David Szalay: The Innocent
Aleksandr is an MGB (precursor of the KGB) major in 1948. He is assigned a fairly routine task – to check out Anatoly Yudin, who has surfaced in a mental hospital near Sverdlovsk. Yudin had been a celebrated concert pianist. He had been the first Soviet pianist (second in the world) to record all of Bach’s the Well-Tempered Clavier. While at the conservatory, he had been under the influence of a professor called Haussmann. It was Haussmann who had steered him towards Bach. When he had finished recording the Well-Tempered Clavier, it was early in the war and the Soviet Union was now opposed to Germany, so the release of his recording was suspended. He appealed to Haussmann but Haussmann was German and had been deported. Her wrote to Haussmann, suggesting that he would join him in Germany, where he had so many friends. His letter was intercepted. Meanwhile, no longer finding work as a pianist, he had joined the army. When his letter was intercepted but before he could be arrested, he was killed in a action. Only, as the MGB had now discovered, he had not been killed but badly wounded – part of his head had been shot away – and he was now in the hospital. The MGB still wanted him as a Nazi sympathiser.
Aleksandr interviews Yudin and the director of the hospital, Lozovsky. Indeed, he stays with Lozovsky and his wife, Nadezhda, as the hospital is fairly remote and there seems to be a problem with the trains. It is clear to Aleksandr that Yudin is in a bad way and has little memory of even who he is, let alone what happened to him. However, he has done some writing where he mentions his mother and sisters and this seems to imply that maybe he is not in such a bad way. In any case, when Aleksandr reports back, he is told that Yudin must be examined by MGB doctors, to ensure that he is not faking. However, for this to happen Lozovsky has to sign a release form and he refuses to do so. He is informed of the consequences of his refusal but continues to refuse. Some of his old writings are found and he is shown to be anti-Communist and arrested. His successor signs the release forms. Aleksandr feels somewhat guilty about this and, when Lozovsky is sent to prison, he offers to help Nadezhda.
The novel is told in alternating sections, the first being Aleksandr’s diaries from 1948 and the second an account, told by an omniscient narrator, of what has happened to Aleksandr subsequently, set in 1972. Aleksandr has remained a committed communist and is quite bitter about the subsequent liberalisation under Khrushchev.
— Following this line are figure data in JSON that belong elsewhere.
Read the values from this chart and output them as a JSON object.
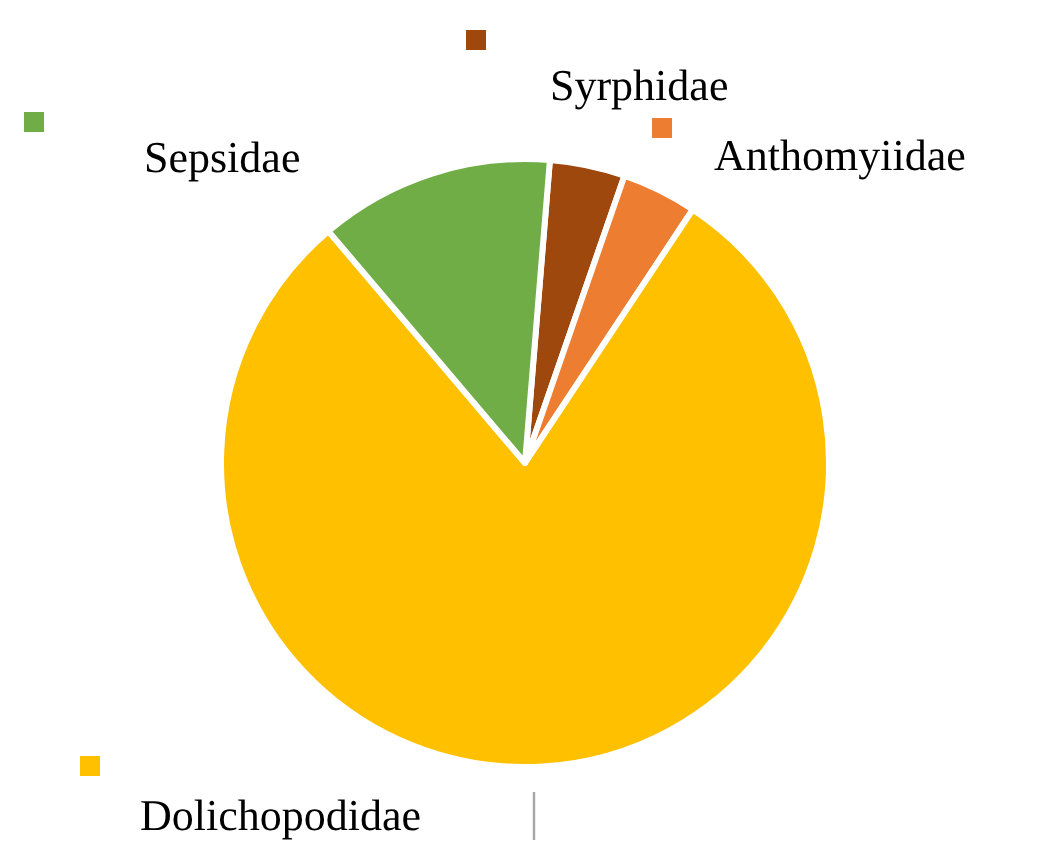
{
  "chart_data": {
    "type": "pie",
    "categories": [
      "Syrphidae",
      "Anthomyiidae",
      "Dolichopodidae",
      "Sepsidae"
    ],
    "values": [
      4,
      4,
      79.5,
      12.5
    ],
    "colors": [
      "#9e480e",
      "#ed7d31",
      "#ffc000",
      "#70ad47"
    ]
  }
}
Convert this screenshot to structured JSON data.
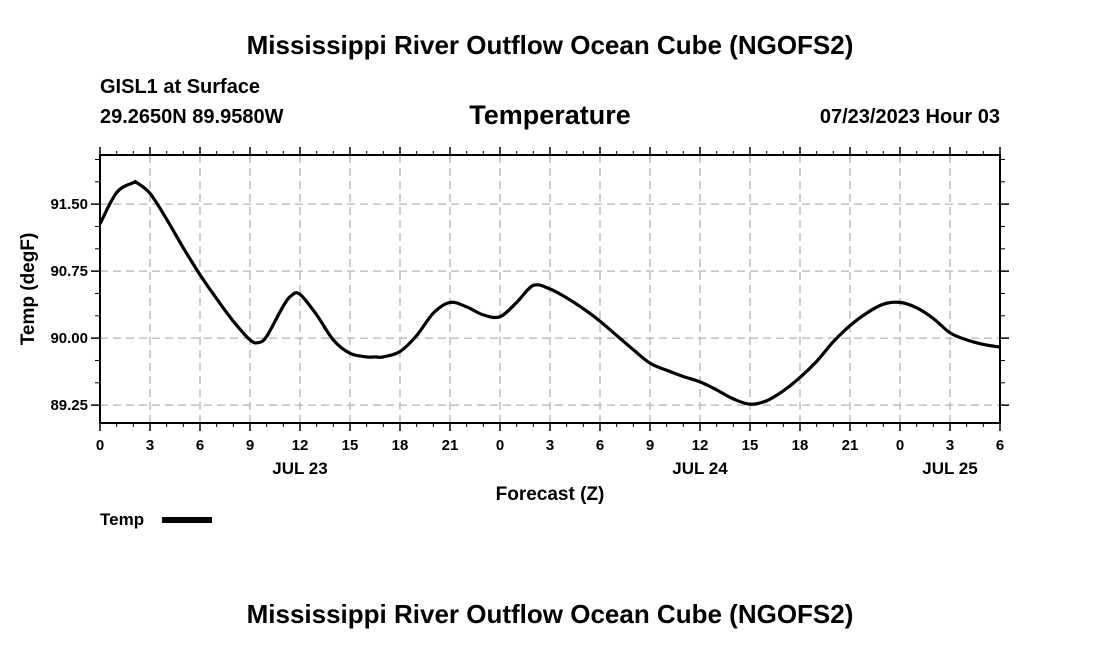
{
  "header": {
    "top_title": "Mississippi River Outflow Ocean Cube (NGOFS2)",
    "station": "GISL1 at Surface",
    "coords": "29.2650N  89.9580W",
    "subtitle": "Temperature",
    "datetime": "07/23/2023 Hour 03",
    "bottom_title": "Mississippi River Outflow Ocean Cube (NGOFS2)"
  },
  "chart_data": {
    "type": "line",
    "title": "Temperature",
    "xlabel": "Forecast (Z)",
    "ylabel": "Temp (degF)",
    "xlim": [
      0,
      54
    ],
    "ylim": [
      89.05,
      92.05
    ],
    "grid": true,
    "x_tick_values": [
      0,
      3,
      6,
      9,
      12,
      15,
      18,
      21,
      24,
      27,
      30,
      33,
      36,
      39,
      42,
      45,
      48,
      51,
      54
    ],
    "x_tick_labels": [
      "0",
      "3",
      "6",
      "9",
      "12",
      "15",
      "18",
      "21",
      "0",
      "3",
      "6",
      "9",
      "12",
      "15",
      "18",
      "21",
      "0",
      "3",
      "6"
    ],
    "date_labels": [
      {
        "x": 12,
        "label": "JUL 23"
      },
      {
        "x": 36,
        "label": "JUL 24"
      },
      {
        "x": 51,
        "label": "JUL 25"
      }
    ],
    "y_ticks": [
      89.25,
      90.0,
      90.75,
      91.5
    ],
    "y_tick_labels": [
      "89.25",
      "90.00",
      "90.75",
      "91.50"
    ],
    "legend": {
      "label": "Temp",
      "placement": "bottom-left"
    },
    "series": [
      {
        "name": "Temp",
        "x": [
          0,
          1,
          2,
          2.2,
          3,
          4,
          5,
          6,
          7,
          8,
          9,
          9.5,
          10,
          11,
          11.5,
          12,
          13,
          14,
          15,
          16,
          16.5,
          17,
          18,
          19,
          20,
          21,
          22,
          23,
          24,
          25,
          26,
          27,
          28,
          29,
          30,
          31,
          32,
          33,
          34,
          35,
          36,
          37,
          38,
          39,
          40,
          41,
          42,
          43,
          44,
          45,
          46,
          47,
          48,
          49,
          50,
          51,
          52,
          53,
          54
        ],
        "values": [
          91.28,
          91.63,
          91.74,
          91.74,
          91.62,
          91.33,
          91.01,
          90.71,
          90.44,
          90.19,
          89.98,
          89.95,
          90.02,
          90.36,
          90.48,
          90.49,
          90.26,
          89.98,
          89.83,
          89.79,
          89.79,
          89.79,
          89.85,
          90.03,
          90.28,
          90.4,
          90.35,
          90.26,
          90.24,
          90.4,
          90.59,
          90.55,
          90.45,
          90.33,
          90.19,
          90.03,
          89.87,
          89.72,
          89.64,
          89.57,
          89.51,
          89.42,
          89.32,
          89.26,
          89.3,
          89.41,
          89.56,
          89.74,
          89.96,
          90.14,
          90.28,
          90.38,
          90.4,
          90.34,
          90.22,
          90.06,
          89.98,
          89.93,
          89.9
        ]
      }
    ]
  }
}
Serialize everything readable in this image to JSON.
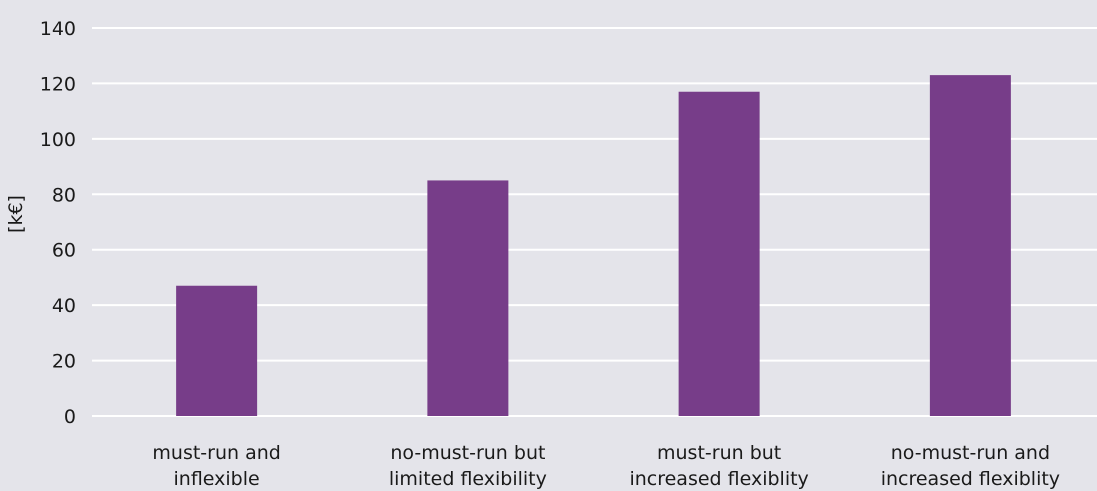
{
  "colors": {
    "background": "#e4e4ea",
    "bar": "#773d89",
    "grid": "#ffffff",
    "text": "#1a1a1a"
  },
  "chart_data": {
    "type": "bar",
    "categories": [
      [
        "must-run and",
        "inflexible"
      ],
      [
        "no-must-run but",
        "limited flexibility"
      ],
      [
        "must-run but",
        "increased flexiblity"
      ],
      [
        "no-must-run and",
        "increased flexiblity"
      ]
    ],
    "values": [
      47,
      85,
      117,
      123
    ],
    "xlabel": "",
    "ylabel": "[k€]",
    "ylim": [
      0,
      140
    ],
    "yticks": [
      0,
      20,
      40,
      60,
      80,
      100,
      120,
      140
    ],
    "grid": true,
    "legend": "none"
  }
}
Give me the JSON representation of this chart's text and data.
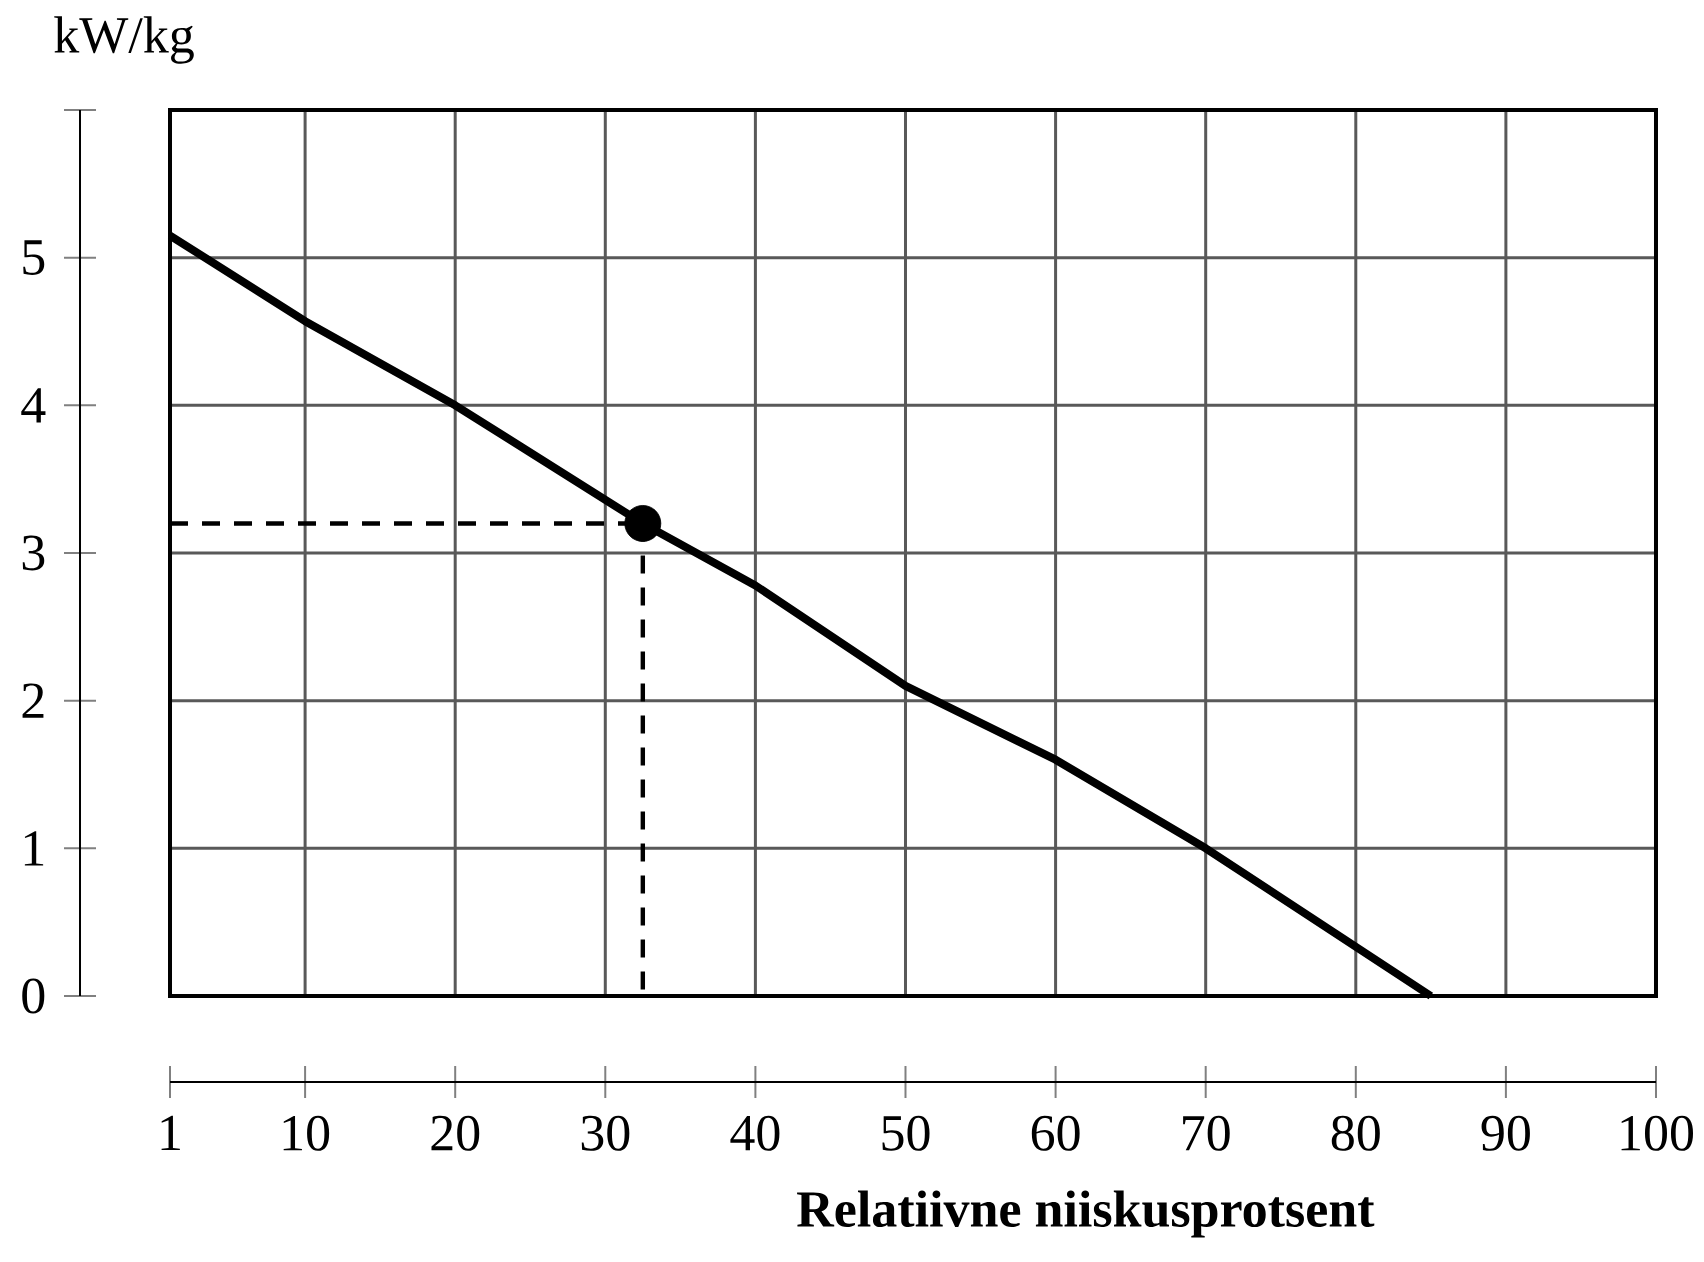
{
  "chart_data": {
    "type": "line",
    "xlabel": "Relatiivne niiskusprotsent",
    "ylabel": "kW/kg",
    "xlim": [
      1,
      100
    ],
    "ylim": [
      0,
      6
    ],
    "xticks": [
      1,
      10,
      20,
      30,
      40,
      50,
      60,
      70,
      80,
      90,
      100
    ],
    "yticks": [
      0,
      1,
      2,
      3,
      4,
      5,
      {
        "value": 6,
        "label": null
      }
    ],
    "grid": true,
    "series": [
      {
        "color": "#000000",
        "line_style": "dashed",
        "x": [
          1,
          32.5
        ],
        "values": [
          3.2,
          3.2
        ]
      },
      {
        "color": "#000000",
        "line_style": "dashed",
        "x": [
          32.5,
          32.5
        ],
        "values": [
          3.2,
          0
        ]
      },
      {
        "color": "#000000",
        "line_style": "solid",
        "x": [
          1,
          10,
          20,
          32.5,
          40,
          50,
          60,
          70,
          85
        ],
        "values": [
          5.15,
          4.57,
          4.0,
          3.2,
          2.78,
          2.1,
          1.6,
          1.0,
          0
        ]
      },
      {
        "type": "scatter",
        "color": "#000000",
        "marker": "circle",
        "x": [
          32.5
        ],
        "values": [
          3.2
        ]
      }
    ]
  }
}
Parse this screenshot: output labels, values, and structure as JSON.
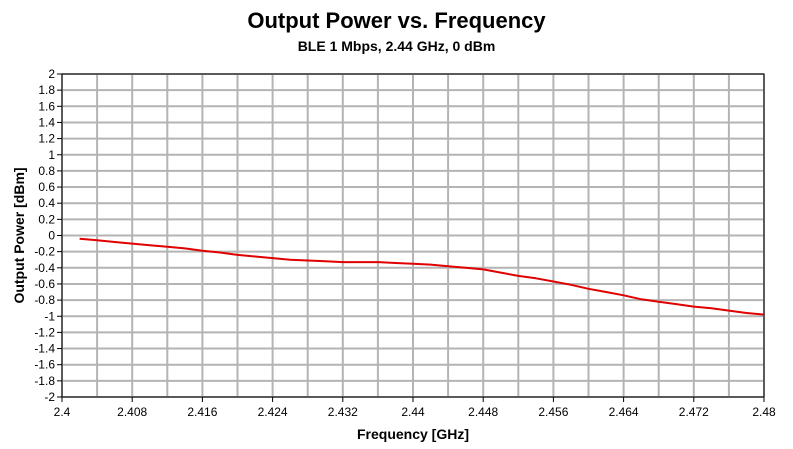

He is now retired – we later learn the details of his career and his retirement – and spends much of his time with his brother, Ivan, a journalist, who was implicated in the Lozovsky affair. In particular, he reflects on the Yudin/Lozovsky affair and the implications it had both for his career and private life, as well as what it meant for the MGB and the Soviet state.
Telling the story from the point of view of a KGB agent and making us feel a certain sympathy with him are very well done. He also shows us how Aleksandr and, presumably, other Soviets, felt during 1972, particularly as relating to sporting events – losing to West Germany in the European Championship, the Fischer-Spassky chess tournament, the Munich Olympics and the Canada-Soviet Union ice hockey series. While Szalay clearly does not like what went on in the Soviet Union, this not your typical anti-Soviet rant but, much more, an attempt to see the Soviet Union from the perspective of a man who, while aware of some of its flaws, does consider its ways are essentially right. What I did find somewhat frustrating is that several plot strands are introduced, such as the stories of Yudin and of Nadezhda as well as Lozovsky’s involvement with Yudin and then dropped without being concluded. This novel makes no attempt at being a post-modernist novel where it is expected that plot lines will be introduced and then dropped so this becomes something of a distraction, as you expect the plots to continue but they do not. However, it is still a very creditable if low-key attempt to show the Soviet Union from the inside.